He also played one of the station personnel. I guess the producers wanted to save a little money and recycled him. It’s funny the way he towers over all the others in one of the tunnel scenes and we’re not supposed to realize he plays the huge alien.
And Michael Landon was a Teen Age Werewolf long before Michael J. Fox
Just to be nitpicky, I’m going to point out that Isaac Hayes did the theme from Shaft, not Superfly. That was Curtis Mayfield.
That’s not picky- that’s just right. Crap!
Wow this is a durable thread!
Anyway, another Richard Dreyfuss sighting, at the end of “Valley of the Dolls”: he’s the stagehand who tells Patty Duke she’s due onstage in five minutes, only to find her roaring drunk and in the wrong costume.
In The Three Amigos, while movie mogul Joe Mantegna is chewing out and firing the boys, Phil Hartman is the aide-de-camp who keeps getting on the phone to the various departments to strip them of their perks.
Kenneth Mars, the Springtime for Hitler - writing Nazi in The Producers later became the well-beloved King Triton in the Little Mermaid movies and TV show.
I don’t think so. Learner gets wounded while on patrol but lives.
I am such a movie geek… how that tidbit got saved but I can’t remember a phone number is beyond me.
He’s also in the first movie, playing one of the soldiers attempting to track the hijacked missles. The original plan was to film the two movies simultaneously to save money on production costs, but that was scrapped halfway through to reduce short term expenses just in case the first Superman bombed. Most of the soldiers in Superman 2 were played by the same bit part actors and extras from the first movie, filmed during production of the first one.
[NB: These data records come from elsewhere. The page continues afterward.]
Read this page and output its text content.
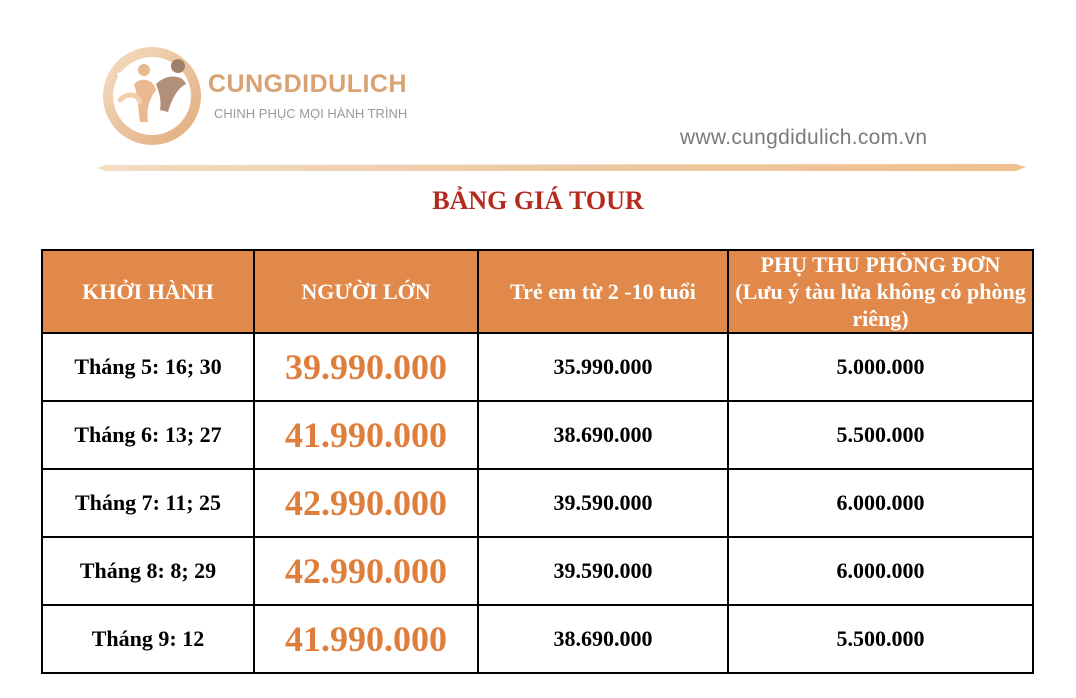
CUNGDIDULICH
CHINH PHỤC MỌI HÀNH TRÌNH
www.cungdidulich.com.vn
BẢNG GIÁ TOUR
KHỞI HÀNH	NGƯỜI LỚN	Trẻ em từ 2 -10 tuổi	PHỤ THU PHÒNG ĐƠN
(Lưu ý tàu lửa không có phòng riêng)

Tháng 5: 16; 30	39.990.000	35.990.000	5.000.000
Tháng 6: 13; 27	41.990.000	38.690.000	5.500.000
Tháng 7: 11; 25	42.990.000	39.590.000	6.000.000
Tháng 8: 8; 29	42.990.000	39.590.000	6.000.000
Tháng 9: 12	41.990.000	38.690.000	5.500.000
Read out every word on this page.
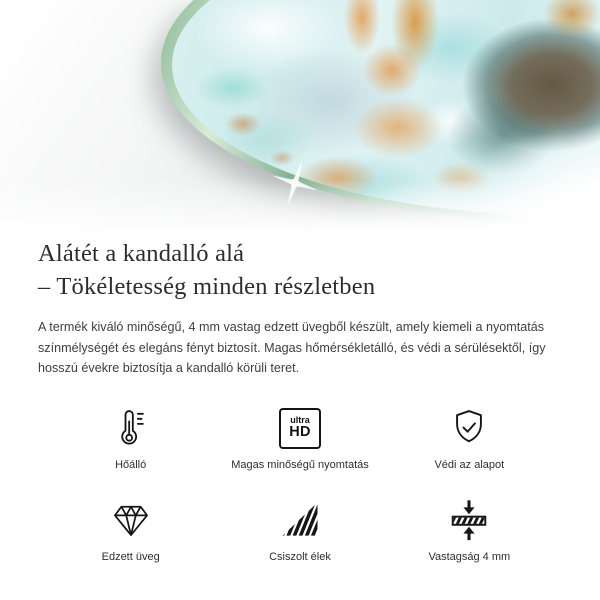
Alátét a kandalló alá
– Tökéletesség minden részletben

A termék kiváló minőségű, 4 mm vastag edzett üvegből készült, amely kiemeli a nyomtatás színmélységét és elegáns fényt biztosít. Magas hőmérsékletálló, és védi a sérülésektől, így hosszú évekre biztosítja a kandalló körüli teret.

Hőálló
ultra
HD
Magas minőségű nyomtatás	Védi az alapot
Edzett üveg	Csiszolt élek	Vastagság 4 mm
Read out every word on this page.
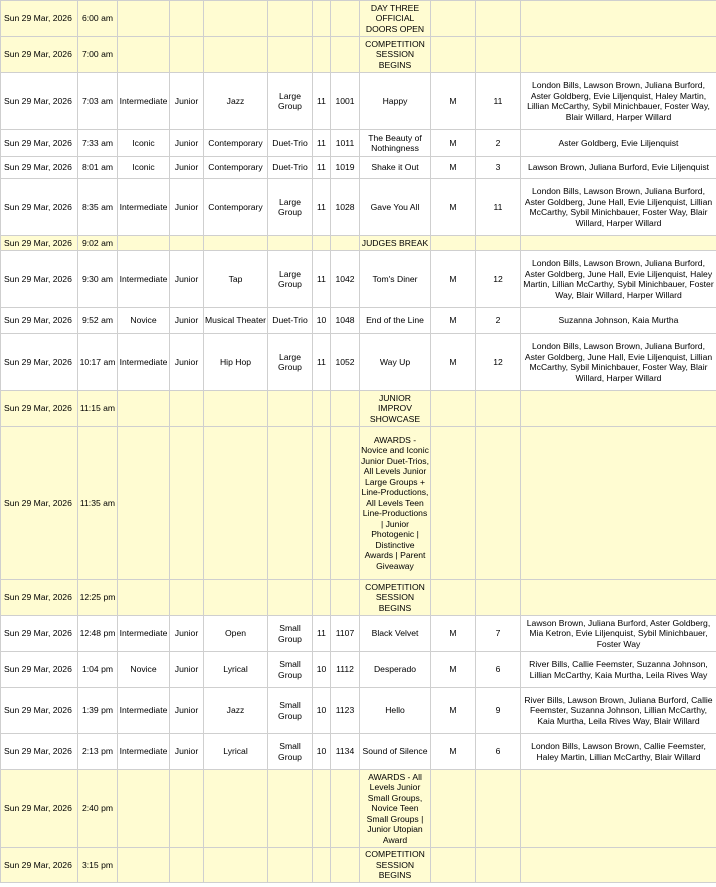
Sun 29 Mar, 2026	6:00 am							DAY THREE OFFICIAL DOORS OPEN			
Sun 29 Mar, 2026	7:00 am							COMPETITION SESSION BEGINS			
Sun 29 Mar, 2026	7:03 am	Intermediate	Junior	Jazz	Large Group	11	1001	Happy	M	11	London Bills, Lawson Brown, Juliana Burford, Aster Goldberg, Evie Liljenquist, Haley Martin, Lillian McCarthy, Sybil Minichbauer, Foster Way, Blair Willard, Harper Willard
Sun 29 Mar, 2026	7:33 am	Iconic	Junior	Contemporary	Duet-Trio	11	1011	The Beauty of Nothingness	M	2	Aster Goldberg, Evie Liljenquist
Sun 29 Mar, 2026	8:01 am	Iconic	Junior	Contemporary	Duet-Trio	11	1019	Shake it Out	M	3	Lawson Brown, Juliana Burford, Evie Liljenquist
Sun 29 Mar, 2026	8:35 am	Intermediate	Junior	Contemporary	Large Group	11	1028	Gave You All	M	11	London Bills, Lawson Brown, Juliana Burford, Aster Goldberg, June Hall, Evie Liljenquist, Lillian McCarthy, Sybil Minichbauer, Foster Way, Blair Willard, Harper Willard
Sun 29 Mar, 2026	9:02 am							JUDGES BREAK			
Sun 29 Mar, 2026	9:30 am	Intermediate	Junior	Tap	Large Group	11	1042	Tom's Diner	M	12	London Bills, Lawson Brown, Juliana Burford, Aster Goldberg, June Hall, Evie Liljenquist, Haley Martin, Lillian McCarthy, Sybil Minichbauer, Foster Way, Blair Willard, Harper Willard
Sun 29 Mar, 2026	9:52 am	Novice	Junior	Musical Theater	Duet-Trio	10	1048	End of the Line	M	2	Suzanna Johnson, Kaia Murtha
Sun 29 Mar, 2026	10:17 am	Intermediate	Junior	Hip Hop	Large Group	11	1052	Way Up	M	12	London Bills, Lawson Brown, Juliana Burford, Aster Goldberg, June Hall, Evie Liljenquist, Lillian McCarthy, Sybil Minichbauer, Foster Way, Blair Willard, Harper Willard
Sun 29 Mar, 2026	11:15 am							JUNIOR IMPROV SHOWCASE			
Sun 29 Mar, 2026	11:35 am							AWARDS - Novice and Iconic Junior Duet-Trios, All Levels Junior Large Groups + Line-Productions, All Levels Teen Line-Productions | Junior Photogenic | Distinctive Awards | Parent Giveaway			
Sun 29 Mar, 2026	12:25 pm							COMPETITION SESSION BEGINS			
Sun 29 Mar, 2026	12:48 pm	Intermediate	Junior	Open	Small Group	11	1107	Black Velvet	M	7	Lawson Brown, Juliana Burford, Aster Goldberg, Mia Ketron, Evie Liljenquist, Sybil Minichbauer, Foster Way
Sun 29 Mar, 2026	1:04 pm	Novice	Junior	Lyrical	Small Group	10	1112	Desperado	M	6	River Bills, Callie Feemster, Suzanna Johnson, Lillian McCarthy, Kaia Murtha, Leila Rives Way
Sun 29 Mar, 2026	1:39 pm	Intermediate	Junior	Jazz	Small Group	10	1123	Hello	M	9	River Bills, Lawson Brown, Juliana Burford, Callie Feemster, Suzanna Johnson, Lillian McCarthy, Kaia Murtha, Leila Rives Way, Blair Willard
Sun 29 Mar, 2026	2:13 pm	Intermediate	Junior	Lyrical	Small Group	10	1134	Sound of Silence	M	6	London Bills, Lawson Brown, Callie Feemster, Haley Martin, Lillian McCarthy, Blair Willard
Sun 29 Mar, 2026	2:40 pm							AWARDS - All Levels Junior Small Groups, Novice Teen Small Groups | Junior Utopian Award			
Sun 29 Mar, 2026	3:15 pm							COMPETITION SESSION BEGINS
A neat bit of trivia; Gene Hackman filmed all of his scenes for the second movie while the two were in simultaneous production.
Thinking of Phil Hartman, since he was mentioned earlier as running with the Pee-Wee Herman gang: Phil also appeared in the movie Pee Wee’s Big Adventure. Talk about your small roles; he was one of the reporters at the very end, interviewing Francis. Poor Phil only had one line.
When I am at work, especially during the day, I get to watch some pretty funny, pretty crappy older movies with my client. This morning, to both of our amusement there was a drug movie on called Maryjane , starring the ever fabulous Fabian. The movie itself was quite a hoot. There is a scene in a gas station where the druggie kids harass a gas station attendant. I thought I recognized the actor playing the attendant, then I heard him speak and knew it was actor/producer/director Garry Marshall. I looked this movie up on IMDB and found out that Teri Garr was in it too, as a member of the pot smoking high schoolers. 
Do’h! Of course!
And a quick search on IMDB shows that before that, he was on Kojak, Starsky and Hutch, Three’s Company, and Taxi. And he was a regular on The Ropers.
Before even that, Fell played a reporter in “Inherit the Wind”.
In the movie Roxanne, watch for a young Damon Wayans as one of the firemen, I don’t think he actually has any lines though.
Right now on Bravo I’m watching a Columbo episode. The one where he goes to the military academy. **Bruno Kirby ** is the cadet whom, in the washroom, asks the fine Lt. how he slept the night before.
And, of course, Bruno Kirby was also in Spinal Tap as the limo driver.
In Eastwood’s fourth or fifth outing as Dirty Harry - the Dead Pool - Jim Carrey plays the doped-up singer of the hair metal band. Credited as James Carrey.
And something else just occured to me.
On The Ropers, fell’s “archnemisis” was played by Jeffery Tambor, long before his stints on Larry Sanders and Arrested Development.
Oooh! I didn’t catch anyone mentioning that future Taxi stars Christopher Lloyd and Danny DeVito were mental patients in One Flew Over the Cukoo’s Nest. I think the kid who played Billy Bitman reversed the process (new thread idea!) by subsequently having a bit part as a “mentat” in Lynch’s Dune.
“I think the kid who played Billy Bitman reversed the process (new thread idea!) by subsequently having a bit part as a “mentat” in Lynch’s Dune.” And then cleverly reversed the process to become Brad Dourif.?
Don’t feel so sorry for Phil, as he had a larger part in the making of the movie. He co-wrote the screenplay.
Michael Keaton used to work on “Mister Roger’s Neighborhood”. He was responsible for working the Trolley and Picture Picture. And I believe he was one of the Zuccinni Brothers in the Land of Make Believe.
David Ogden Steirs played a TV Executive in the movie “Magic”. The movie came out about the same time as Steirs started playing on “MASH”, though.